Anyhow, enough chit-chat, here's my recipe for this week's lasagna ...

TC's Easy Lasagna (2 batches)
based off of Ronzoni's Healthy Harvest Easy Lasagna recipe

2 lb. ground beef
2 tbsp. Yaya (or Johnny's) seasoning
1 tsp. oregano
3-4 cups of homemade tomato sauce (or 1 26 oz. jar of spaghetti sauce)
1 (28 oz.) can of stewed, peeled whole tomatoes
2 (15 oz.) cans of tomato sauce
1 large container (32 oz.) of ricotta cheese (or small curd cottage cheese)
4 cups (16 oz.) o shredded mozzarella (or other favorite cheese)
4 eggs
1 tsp. salt
1/2 tsp. fresh ground black pepper
18 pieces (generally one package) of lasagna noodles, uncooked

In a large cast-iron pot, brown the meat. Sprinkle seasoning on it while it cooks. Drain the grease. Add spaghetti sauce, whole tomatoes, tomato sauce and oregano (or any spices you like), simmer for about 10 minutes. Meanwhile, in a large bowl, stir together ricotta cheese, one-half of the mozzarella cheese, eggs, salt and pepper. Pour about 1 cup of sauce on the bottom of each of two 13x9-inch baking dishes. Arrange 3 UNCOOKED pasta pieces lengthwise over the sauce in each dish; cover with 1 cup of sauce. Spread one-fourth of the cheese filling over the sauce in the first dish, then spread one-fourt of the cheese filling over the sauce in the second dish. Repeat layers of lasagna, sauce and cheese filling. Then top with a layer of lasagna and remaining sauce; sprinking remaining mozzarella cheese over the top of the pans of lasagna. Cover with foil.

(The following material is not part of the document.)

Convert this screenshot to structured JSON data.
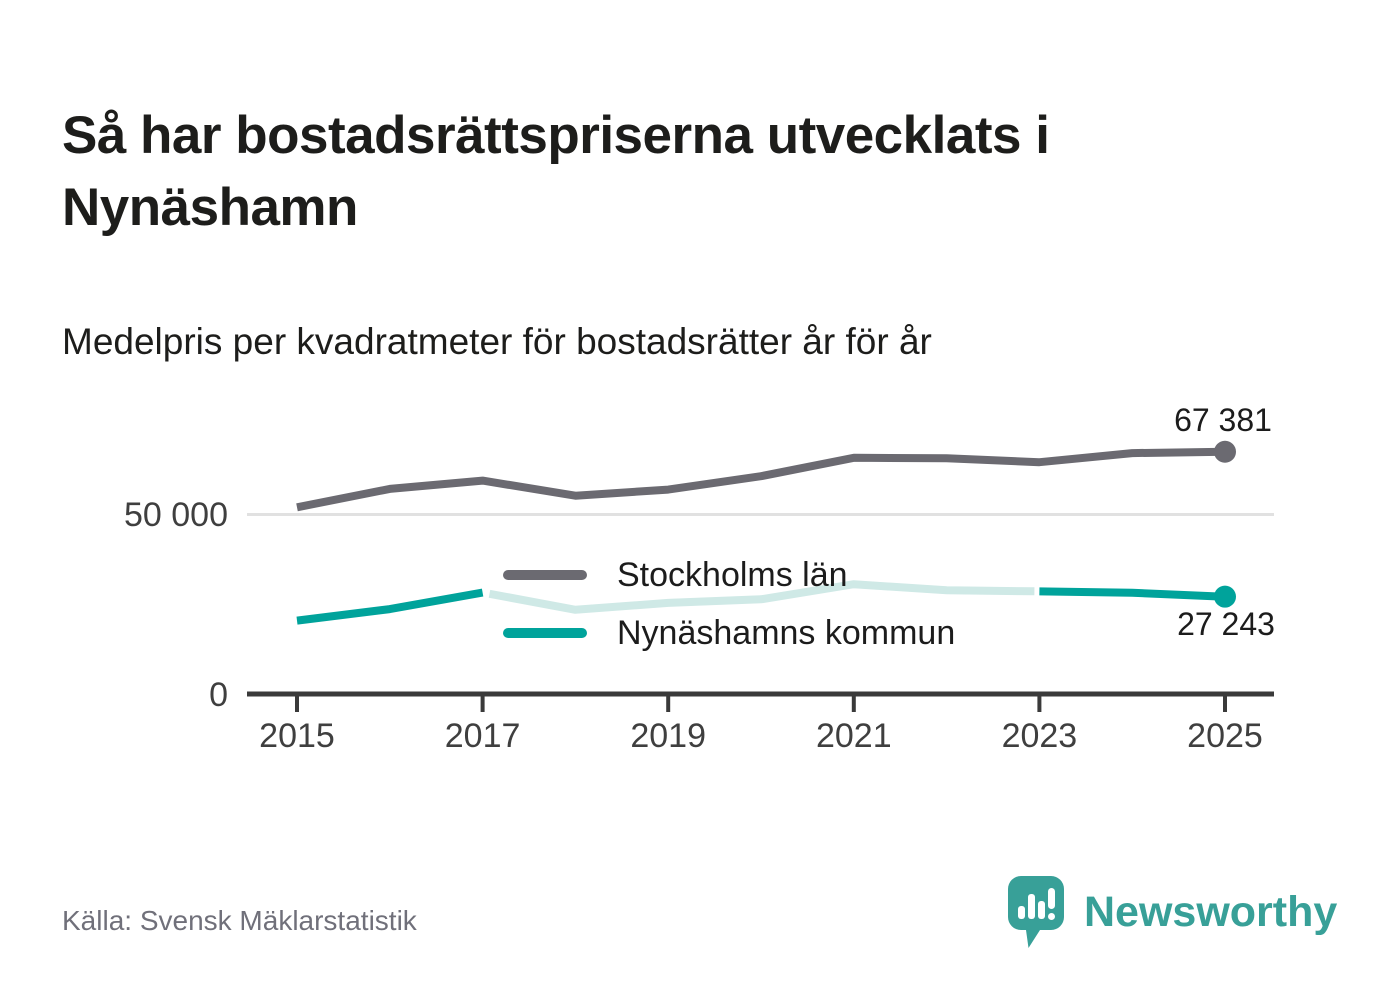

Now's your choice ... you can refrigerate, freeze, or stick one or both in the oven for 45 minutes (with foil on) in a preheated 350 degree oven, then remove the foil and bake for another 10 minutes, or until hot and bubbly. Let satnd 10 minutes before cutting. Each pan makes about 12 servings.

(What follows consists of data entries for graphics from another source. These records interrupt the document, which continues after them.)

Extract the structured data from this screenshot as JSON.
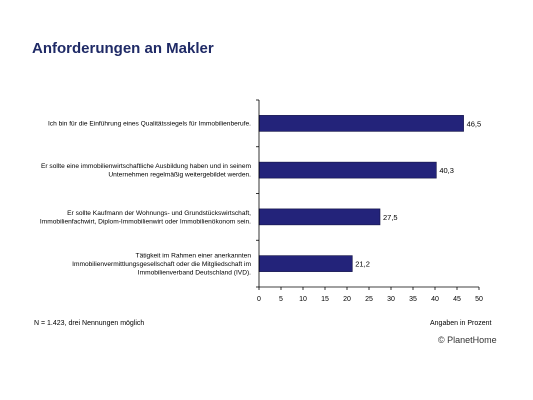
{
  "chart_data": {
    "type": "bar",
    "orientation": "horizontal",
    "title": "Anforderungen an Makler",
    "categories": [
      [
        "Ich bin für die Einführung eines Qualitätssiegels für Immobilienberufe."
      ],
      [
        "Er sollte eine immobilienwirtschaftliche Ausbildung haben und in seinem",
        "Unternehmen regelmäßig weitergebildet werden."
      ],
      [
        "Er sollte Kaufmann der Wohnungs- und Grundstückswirtschaft,",
        "Immobilienfachwirt, Diplom-Immobilienwirt oder Immobilienökonom sein."
      ],
      [
        "Tätigkeit im Rahmen einer anerkannten",
        "Immobilienvermittlungsgesellschaft oder die Mitgliedschaft im",
        "Immobilienverband Deutschland (IVD)."
      ]
    ],
    "values": [
      46.5,
      40.3,
      27.5,
      21.2
    ],
    "value_labels": [
      "46,5",
      "40,3",
      "27,5",
      "21,2"
    ],
    "xlim": [
      0,
      50
    ],
    "xticks": [
      0,
      5,
      10,
      15,
      20,
      25,
      30,
      35,
      40,
      45,
      50
    ],
    "xlabel": "Angaben in Prozent",
    "bar_color": "#23237a",
    "grid": false
  },
  "footnote": "N = 1.423, drei Nennungen möglich",
  "unit_note": "Angaben in Prozent",
  "copyright": "© PlanetHome"
}
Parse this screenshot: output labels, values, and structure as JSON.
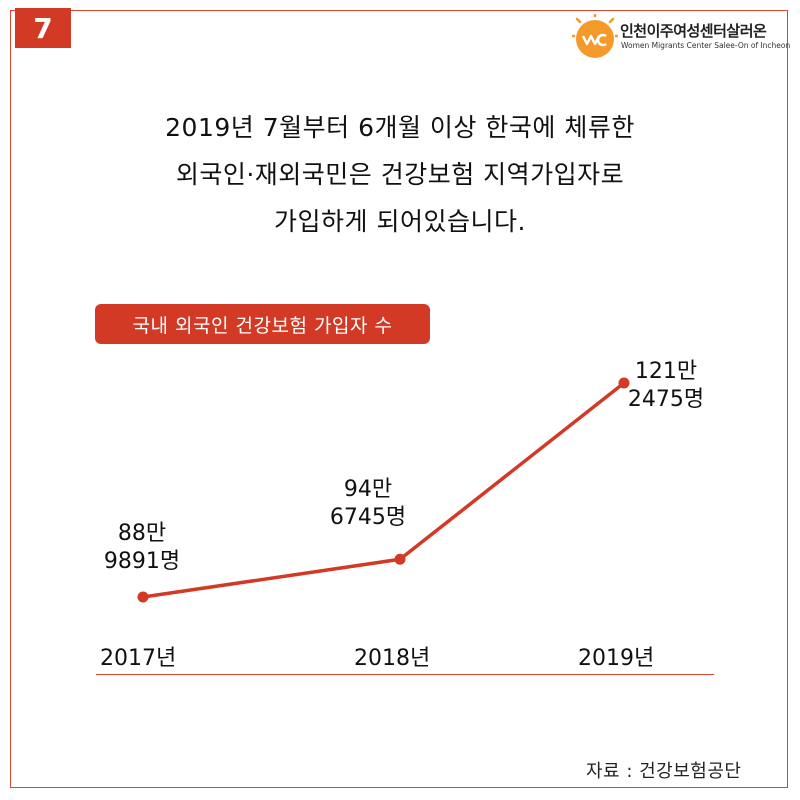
{
  "page_number": "7",
  "logo": {
    "name": "인천이주여성센터살러온",
    "subtitle": "Women Migrants Center Salee-On of Incheon"
  },
  "headline": {
    "line1": "2019년 7월부터 6개월 이상 한국에 체류한",
    "line2": "외국인·재외국민은 건강보험 지역가입자로",
    "line3": "가입하게 되어있습니다."
  },
  "source": "자료 : 건강보험공단",
  "chart_data": {
    "type": "line",
    "title": "국내 외국인 건강보험 가입자 수",
    "categories": [
      "2017년",
      "2018년",
      "2019년"
    ],
    "values": [
      889891,
      946745,
      1212475
    ],
    "data_labels": [
      {
        "line1": "88만",
        "line2": "9891명"
      },
      {
        "line1": "94만",
        "line2": "6745명"
      },
      {
        "line1": "121만",
        "line2": "2475명"
      }
    ],
    "color": "#d23a26",
    "grid": false
  }
}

NOTE: If you freeze it, remember to give it time to thaw, and you might need to cook it a little extra. Luckily with lasanga, you can generally over cook and it should be fine.


1 comment:

noreen said...

I love the story. Congrats on the 14 years together! And, that lasagna sounds delicious. Granted I could just be craving something that's genuinely good. I just ate a doughnut. Oh, no!
I hope you enjoyed the concert and the good, good food!